Her iPhone vibrated against the silverware. “That’s your rescue text, isn’t it?” I asked.

“Oh no,” she said, fumbling nervously with the device. “It’s nothing like that, it’s probably just my – “

“Take it,” I assured her. “Go ahead and go. Honestly, it’s ok.”

She looked at me with a sheepish half-smile, grabbed her purse and stood up. “You seem like a nice guy,” she said, then she walked out.

Love is lightning that explodes with thunder without counting Mississippis. Love is chemistry and mayhem. Love is unlimited free pizza delivery by unicorn. But love is also 14 hour workdays without end. Love is changing the diaper at 4 AM when you did it at 2 AM and 12 AM. Love is time and love is timing. Love is more than a willingness to trade Boardwalk for Baltic Avenue, it’s about wanting to play Monopoly in the first place.

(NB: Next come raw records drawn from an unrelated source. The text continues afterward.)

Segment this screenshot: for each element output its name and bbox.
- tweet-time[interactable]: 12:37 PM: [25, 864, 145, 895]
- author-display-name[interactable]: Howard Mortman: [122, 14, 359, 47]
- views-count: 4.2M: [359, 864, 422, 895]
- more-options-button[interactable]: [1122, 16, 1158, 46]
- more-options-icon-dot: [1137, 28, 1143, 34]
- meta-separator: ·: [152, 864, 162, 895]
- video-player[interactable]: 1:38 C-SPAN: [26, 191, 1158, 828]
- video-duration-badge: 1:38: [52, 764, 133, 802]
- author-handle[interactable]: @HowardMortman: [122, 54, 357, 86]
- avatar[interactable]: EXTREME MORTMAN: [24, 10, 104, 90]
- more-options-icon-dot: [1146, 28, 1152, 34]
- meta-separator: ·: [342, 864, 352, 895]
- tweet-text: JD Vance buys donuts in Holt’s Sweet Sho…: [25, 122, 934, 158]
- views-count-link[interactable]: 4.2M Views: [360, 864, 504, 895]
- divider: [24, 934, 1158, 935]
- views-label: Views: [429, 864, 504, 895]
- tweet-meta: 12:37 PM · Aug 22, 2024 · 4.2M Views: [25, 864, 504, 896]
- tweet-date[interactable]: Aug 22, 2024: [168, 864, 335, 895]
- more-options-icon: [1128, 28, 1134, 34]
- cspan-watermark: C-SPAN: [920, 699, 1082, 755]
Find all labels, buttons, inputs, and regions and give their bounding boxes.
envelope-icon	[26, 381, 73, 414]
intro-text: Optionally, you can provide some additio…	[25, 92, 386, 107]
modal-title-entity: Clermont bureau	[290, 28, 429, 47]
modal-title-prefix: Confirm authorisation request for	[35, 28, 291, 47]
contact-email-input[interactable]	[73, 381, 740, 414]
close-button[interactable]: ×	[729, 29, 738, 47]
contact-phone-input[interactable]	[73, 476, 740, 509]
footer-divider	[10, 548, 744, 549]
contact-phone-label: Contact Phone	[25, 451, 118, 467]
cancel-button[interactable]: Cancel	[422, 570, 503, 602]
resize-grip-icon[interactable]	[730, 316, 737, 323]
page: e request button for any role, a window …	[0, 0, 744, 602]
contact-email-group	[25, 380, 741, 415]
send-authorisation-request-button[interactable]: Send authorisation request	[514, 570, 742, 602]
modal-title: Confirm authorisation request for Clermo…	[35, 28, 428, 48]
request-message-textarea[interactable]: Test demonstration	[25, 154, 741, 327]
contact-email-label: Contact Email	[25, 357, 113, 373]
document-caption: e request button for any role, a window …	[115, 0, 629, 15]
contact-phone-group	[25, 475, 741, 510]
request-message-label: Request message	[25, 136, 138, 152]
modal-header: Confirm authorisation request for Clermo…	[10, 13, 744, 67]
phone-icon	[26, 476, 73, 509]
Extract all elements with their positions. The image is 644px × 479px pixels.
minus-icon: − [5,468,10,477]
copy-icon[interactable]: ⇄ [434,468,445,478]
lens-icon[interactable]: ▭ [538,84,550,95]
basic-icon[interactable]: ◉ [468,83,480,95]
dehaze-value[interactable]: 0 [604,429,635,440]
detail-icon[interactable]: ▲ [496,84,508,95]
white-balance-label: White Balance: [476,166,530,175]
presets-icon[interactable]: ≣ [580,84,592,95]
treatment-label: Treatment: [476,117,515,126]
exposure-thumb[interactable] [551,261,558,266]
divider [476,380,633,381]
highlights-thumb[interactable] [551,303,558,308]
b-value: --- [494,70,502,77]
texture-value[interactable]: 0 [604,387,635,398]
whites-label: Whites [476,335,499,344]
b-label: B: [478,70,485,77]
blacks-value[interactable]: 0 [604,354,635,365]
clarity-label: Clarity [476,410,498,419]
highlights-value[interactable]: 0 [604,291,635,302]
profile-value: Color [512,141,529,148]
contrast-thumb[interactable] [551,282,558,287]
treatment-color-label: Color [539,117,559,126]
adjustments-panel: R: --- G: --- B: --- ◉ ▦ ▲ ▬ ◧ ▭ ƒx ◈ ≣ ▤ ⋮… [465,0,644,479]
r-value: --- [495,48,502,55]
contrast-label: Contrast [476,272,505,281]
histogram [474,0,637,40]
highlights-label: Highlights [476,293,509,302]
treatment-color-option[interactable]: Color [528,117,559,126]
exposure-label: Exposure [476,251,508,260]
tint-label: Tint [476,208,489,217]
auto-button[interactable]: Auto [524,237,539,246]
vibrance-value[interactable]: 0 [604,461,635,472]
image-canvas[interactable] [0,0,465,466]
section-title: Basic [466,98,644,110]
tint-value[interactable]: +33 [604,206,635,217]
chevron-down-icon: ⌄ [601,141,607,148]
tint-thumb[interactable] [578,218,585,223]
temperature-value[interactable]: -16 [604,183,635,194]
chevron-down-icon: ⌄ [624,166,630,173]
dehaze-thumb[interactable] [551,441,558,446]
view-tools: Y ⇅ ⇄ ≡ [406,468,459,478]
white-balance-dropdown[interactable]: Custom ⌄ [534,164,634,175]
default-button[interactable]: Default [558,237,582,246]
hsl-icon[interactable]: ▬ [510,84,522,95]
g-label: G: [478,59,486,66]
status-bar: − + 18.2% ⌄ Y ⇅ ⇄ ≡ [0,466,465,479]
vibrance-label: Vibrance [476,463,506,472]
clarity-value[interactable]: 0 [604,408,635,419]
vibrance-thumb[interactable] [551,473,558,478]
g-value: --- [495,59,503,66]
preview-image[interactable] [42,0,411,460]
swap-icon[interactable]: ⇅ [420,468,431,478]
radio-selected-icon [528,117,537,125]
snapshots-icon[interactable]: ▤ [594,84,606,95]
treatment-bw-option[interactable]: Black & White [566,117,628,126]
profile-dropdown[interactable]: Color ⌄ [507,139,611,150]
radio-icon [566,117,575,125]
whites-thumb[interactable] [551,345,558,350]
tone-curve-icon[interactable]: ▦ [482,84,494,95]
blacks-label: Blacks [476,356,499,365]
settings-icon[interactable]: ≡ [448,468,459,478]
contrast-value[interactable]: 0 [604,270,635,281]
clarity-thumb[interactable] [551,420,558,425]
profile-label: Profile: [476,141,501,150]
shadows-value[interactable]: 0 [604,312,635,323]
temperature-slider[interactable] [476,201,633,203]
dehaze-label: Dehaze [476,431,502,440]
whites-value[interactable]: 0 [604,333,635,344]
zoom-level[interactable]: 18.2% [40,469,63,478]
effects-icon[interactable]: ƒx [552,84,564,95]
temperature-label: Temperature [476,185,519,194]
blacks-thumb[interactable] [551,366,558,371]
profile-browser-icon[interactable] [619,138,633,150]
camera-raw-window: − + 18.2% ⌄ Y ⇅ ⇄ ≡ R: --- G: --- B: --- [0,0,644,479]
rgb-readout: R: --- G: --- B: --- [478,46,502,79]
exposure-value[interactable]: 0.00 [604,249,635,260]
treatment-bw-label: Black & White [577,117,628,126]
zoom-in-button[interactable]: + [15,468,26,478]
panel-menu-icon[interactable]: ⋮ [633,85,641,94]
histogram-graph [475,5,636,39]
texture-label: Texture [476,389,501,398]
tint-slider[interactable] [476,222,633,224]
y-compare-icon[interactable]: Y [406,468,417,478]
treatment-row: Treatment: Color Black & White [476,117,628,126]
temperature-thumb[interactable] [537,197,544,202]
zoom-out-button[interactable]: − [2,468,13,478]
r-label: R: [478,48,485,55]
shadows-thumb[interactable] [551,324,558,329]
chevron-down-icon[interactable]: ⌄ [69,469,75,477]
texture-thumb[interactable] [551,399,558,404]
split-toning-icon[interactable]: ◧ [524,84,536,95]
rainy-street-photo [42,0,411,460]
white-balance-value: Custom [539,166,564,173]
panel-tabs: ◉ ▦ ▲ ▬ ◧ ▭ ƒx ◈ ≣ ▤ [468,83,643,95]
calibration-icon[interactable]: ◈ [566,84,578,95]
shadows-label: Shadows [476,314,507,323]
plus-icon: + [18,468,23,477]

Homeslice finally showed up with the bottle, a 2011 Valpolicella that was sure to be amazing. “Would you like to taste the wine, sir, or would you like to wait for the lady?” he asked.

“Life’s too short to wait,” I said. “Pour it.”

The Universe’s Uncompromising Clock That Dictates The Timing Of Love Pairs With: Screen Shot 2017-05-03 at 6.27.56 PM2012 Grgich Hills Estate Old Vine Cabernet Sauvignon, Yountville, Napa Valley. The 2012 vintage in Napa Valley was hailed as one of the best in years, perhaps in a decade, and for good reason. One of those reasons was that it followed the 2011 vintage, which was gnarly and awful (with a few exceptions. Which exceptions? Ask ANY winemaker in Napa and they’ll tell you their wine). 2012 saw harvest volumes upwards of 20% higher than 2011, and the growing season was nearly perfect. The wines produced from this year were softly, beautifully balanced, especially the Cabernets.

Then came 2013, and everyone jumped ship. 2013 was lauded as being potentially the best vintage ever to come from Napa. Though only time can validate such a bodacious claim, the ‘13s are amazing AF. They’re certainly as good if not better than the 2007, and more deeply concentrated than 1997.

But what’s most striking about the 2013 Napa Cabs is that the aging potential is deliciously obvious. They’re balanced big: Heavy fruit, heavy acid, heavy tannin, literally like putting two rhinos on each end of a teeter-totter. They’re sensational now, but the tasting experience leaves you assured that there’s a good fifteen years left to go.

So where does that leave our 2012s? In my opinion, it’s time to drink them now, and not simply because of this contrast. I have long espoused the idea that Napa Cabs, though probably the best Cabernets on the planet, do not have the inherent long term ageability most people think. The vast majority will go ten years tops before breaking down. When you contrast the 12s with the 13s, the difference in structure is so clear that you know the 12s will not be competing in any beauty pageants against the 13s in the year 2033.

Don’t get me wrong: The 2012 Grgich Hills Estate Old Vine Cab from Yountville is gorgeous beyond words. Lush, multi-layered fruit, playful acid, soft tannins and the color of a mountain sunset. But you need to go get a bottle right now and drink it right now. It’s ready, it’s willing and it’s able, but I can’t help but think that the 2012s are the Charlie Gordons of Napa. They are genius now, but they won’t be for much longer.